Stating that peaceful protests were held at district and tehsil headquarters on January 5, it maintained that when some farmers were stopped by police from going to the district headquarters of Ferozepur, they protested by sitting on the road at many places.

"Of these, was the flyover of Pyarayana where the prime minister's convoy came, stopped and went back. The farmers protesting there had no concrete information that the convoy was going to pass through. They only got this information from media after Modi's return," the statement said.

"It is clear from the video of the occasion that the protesting farmers did not make any effort to go towards the prime minister's convoy. Only a group with BJP flag and raising 'Narendra Modi Zindabad' slogan had reached near that convoy.

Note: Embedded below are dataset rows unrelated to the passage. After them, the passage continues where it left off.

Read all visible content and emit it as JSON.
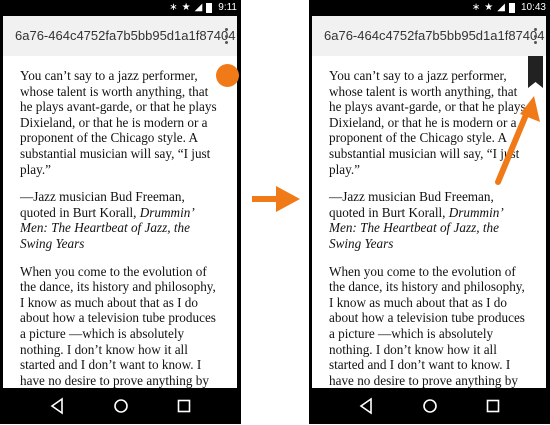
{
  "left_phone": {
    "status": {
      "time": "9:11",
      "icons": [
        "bluetooth-icon",
        "star-icon",
        "signal-icon",
        "battery-icon"
      ]
    },
    "url": "6a76-464c4752fa7b5bb95d1a1f87404",
    "menu_icon": "more-vert-icon"
  },
  "right_phone": {
    "status": {
      "time": "10:43",
      "icons": [
        "bluetooth-icon",
        "star-icon",
        "signal-icon",
        "battery-icon"
      ]
    },
    "url": "6a76-464c4752fa7b5bb95d1a1f87404",
    "menu_icon": "more-vert-icon"
  },
  "article": {
    "para1": "You can’t say to a jazz performer, whose talent is worth anything, that he plays avant-garde, or that he plays Dixieland, or that he is modern or a proponent of the Chicago style. A substantial musician will say, “I just play.”",
    "attribution_prefix": "—Jazz musician Bud Freeman, quoted in Burt Korall, ",
    "attribution_title": "Drummin’ Men: The Heartbeat of Jazz, the Swing Years",
    "para2": "When you come to the evolution of the dance, its history and philosophy, I know as much about that as I do about how a television tube produces a picture —which is absolutely nothing. I don’t know how it all started and I don’t want to know. I have no desire to prove anything by it. I have never used it as an"
  },
  "navbar": {
    "icons": [
      "back-icon",
      "home-icon",
      "recents-icon"
    ]
  },
  "colors": {
    "accent": "#f07a17",
    "urlbar": "#f1f1f1",
    "bezel": "#000000",
    "handle": "#222222"
  }
}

Therefore, the threat to the life of the prime minister seems completely concocted," it said.

The SKM added that it is a matter of great regret that to "cover up" the failure of his rally, Modi tried to "malign" both the state of Punjab and the farmers' movement by using the pretext of "somehow his life was saved".

When Modi's convoy had reached near village Piareana on Ferozepur-Moga road on Wednesday, around 30 km away from the National Martyrs Memorial in Hussainiwala, some protestors blocked the road following which the PM's cavalcade was halted for almost 15-20 minutes on a flyover.

Deputy Inspector General of Police (Ferozepur) Inderbir Singh had said around 100 farmers suddenly arrived on the spot and blocked the road.

A decision was taken to take the prime minister's convoy back to Bathinda airport after protestors started gathering on the other side of the flyover which could pose a huge security risk, he had said.